For athletes or anyone returning to high-impact activity, a final phase from roughly weeks three through eight adds agility drills, sprinting, cutting movements, single-leg bounding, and sport-specific training. You should be able to hop, jump, change direction, and complete a full training session before returning to competition.

When You Might Need an X-Ray

Not every rolled ankle needs imaging. Doctors use a set of screening criteria called the Ottawa Ankle Rules to decide whether an X-ray is warranted. You likely need one if you can’t bear weight at all, if you can’t take four steps, or if there’s specific point tenderness over the bony bumps on either side of your ankle. These rules apply to adults and children over age five. If you can hobble on it and the bony landmarks aren’t tender, a fracture is unlikely and an X-ray is typically unnecessary.
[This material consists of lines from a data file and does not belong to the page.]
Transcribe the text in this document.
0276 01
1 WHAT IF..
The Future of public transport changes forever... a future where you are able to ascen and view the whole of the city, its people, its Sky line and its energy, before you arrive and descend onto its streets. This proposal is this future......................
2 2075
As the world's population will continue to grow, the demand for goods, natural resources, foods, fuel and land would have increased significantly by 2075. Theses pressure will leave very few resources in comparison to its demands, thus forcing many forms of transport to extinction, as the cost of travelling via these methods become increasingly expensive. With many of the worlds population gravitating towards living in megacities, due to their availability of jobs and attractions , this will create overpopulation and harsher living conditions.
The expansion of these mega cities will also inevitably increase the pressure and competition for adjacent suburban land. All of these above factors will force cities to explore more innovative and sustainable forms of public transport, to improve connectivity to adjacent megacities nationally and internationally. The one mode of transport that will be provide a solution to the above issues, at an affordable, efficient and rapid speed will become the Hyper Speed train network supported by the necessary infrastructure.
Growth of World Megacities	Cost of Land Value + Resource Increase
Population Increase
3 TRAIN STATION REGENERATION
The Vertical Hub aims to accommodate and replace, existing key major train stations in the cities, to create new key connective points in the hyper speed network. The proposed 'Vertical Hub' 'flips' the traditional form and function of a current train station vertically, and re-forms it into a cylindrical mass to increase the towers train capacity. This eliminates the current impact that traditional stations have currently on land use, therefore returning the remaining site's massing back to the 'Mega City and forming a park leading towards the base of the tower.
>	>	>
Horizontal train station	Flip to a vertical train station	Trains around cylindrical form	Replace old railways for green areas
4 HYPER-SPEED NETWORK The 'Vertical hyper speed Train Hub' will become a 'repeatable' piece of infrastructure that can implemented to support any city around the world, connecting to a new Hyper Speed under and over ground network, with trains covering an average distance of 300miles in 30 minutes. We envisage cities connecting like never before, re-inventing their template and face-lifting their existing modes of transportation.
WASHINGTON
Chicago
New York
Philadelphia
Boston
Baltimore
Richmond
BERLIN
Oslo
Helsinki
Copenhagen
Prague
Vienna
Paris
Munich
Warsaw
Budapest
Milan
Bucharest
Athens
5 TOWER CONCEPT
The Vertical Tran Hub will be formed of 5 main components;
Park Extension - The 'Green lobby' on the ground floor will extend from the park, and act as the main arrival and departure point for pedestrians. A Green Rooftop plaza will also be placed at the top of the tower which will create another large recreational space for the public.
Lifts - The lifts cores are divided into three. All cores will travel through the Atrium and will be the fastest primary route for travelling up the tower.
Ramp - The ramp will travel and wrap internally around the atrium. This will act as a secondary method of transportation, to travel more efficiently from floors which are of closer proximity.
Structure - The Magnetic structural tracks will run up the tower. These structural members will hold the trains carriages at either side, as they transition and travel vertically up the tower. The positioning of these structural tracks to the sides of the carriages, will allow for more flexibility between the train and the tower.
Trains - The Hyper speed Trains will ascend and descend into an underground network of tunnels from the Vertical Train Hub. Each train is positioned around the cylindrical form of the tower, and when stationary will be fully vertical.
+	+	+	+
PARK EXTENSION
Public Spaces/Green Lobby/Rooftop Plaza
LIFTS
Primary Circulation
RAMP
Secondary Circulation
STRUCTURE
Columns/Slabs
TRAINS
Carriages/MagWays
Why Some Rolled Ankles Never Fully Recover

Up to 40% of people who sprain their ankle continue to have lingering pain, swelling, or instability afterward. Some studies put the number even higher, with close to 70% of patients eventually developing chronic ankle instability, where the ankle repeatedly gives way during everyday activities or sports.

This happens for two main reasons. First, the ligament may heal in a lengthened position, leaving the joint mechanically looser than before. Second, the nerve receptors responsible for balance and joint position sense often don’t recover on their own without targeted training. This is why balance and proprioception exercises aren’t optional extras in ankle sprain rehab. They’re the single most effective tool for preventing the cycle of repeated sprains that leads to chronic instability.

Your mindset also plays a measurable role. People who catastrophize the injury, fear re-injury, or expect a poor outcome consistently have slower recoveries. Approaching rehab with confidence that the ankle will heal, and progressively challenging it rather than overprotecting it, leads to better long-term results.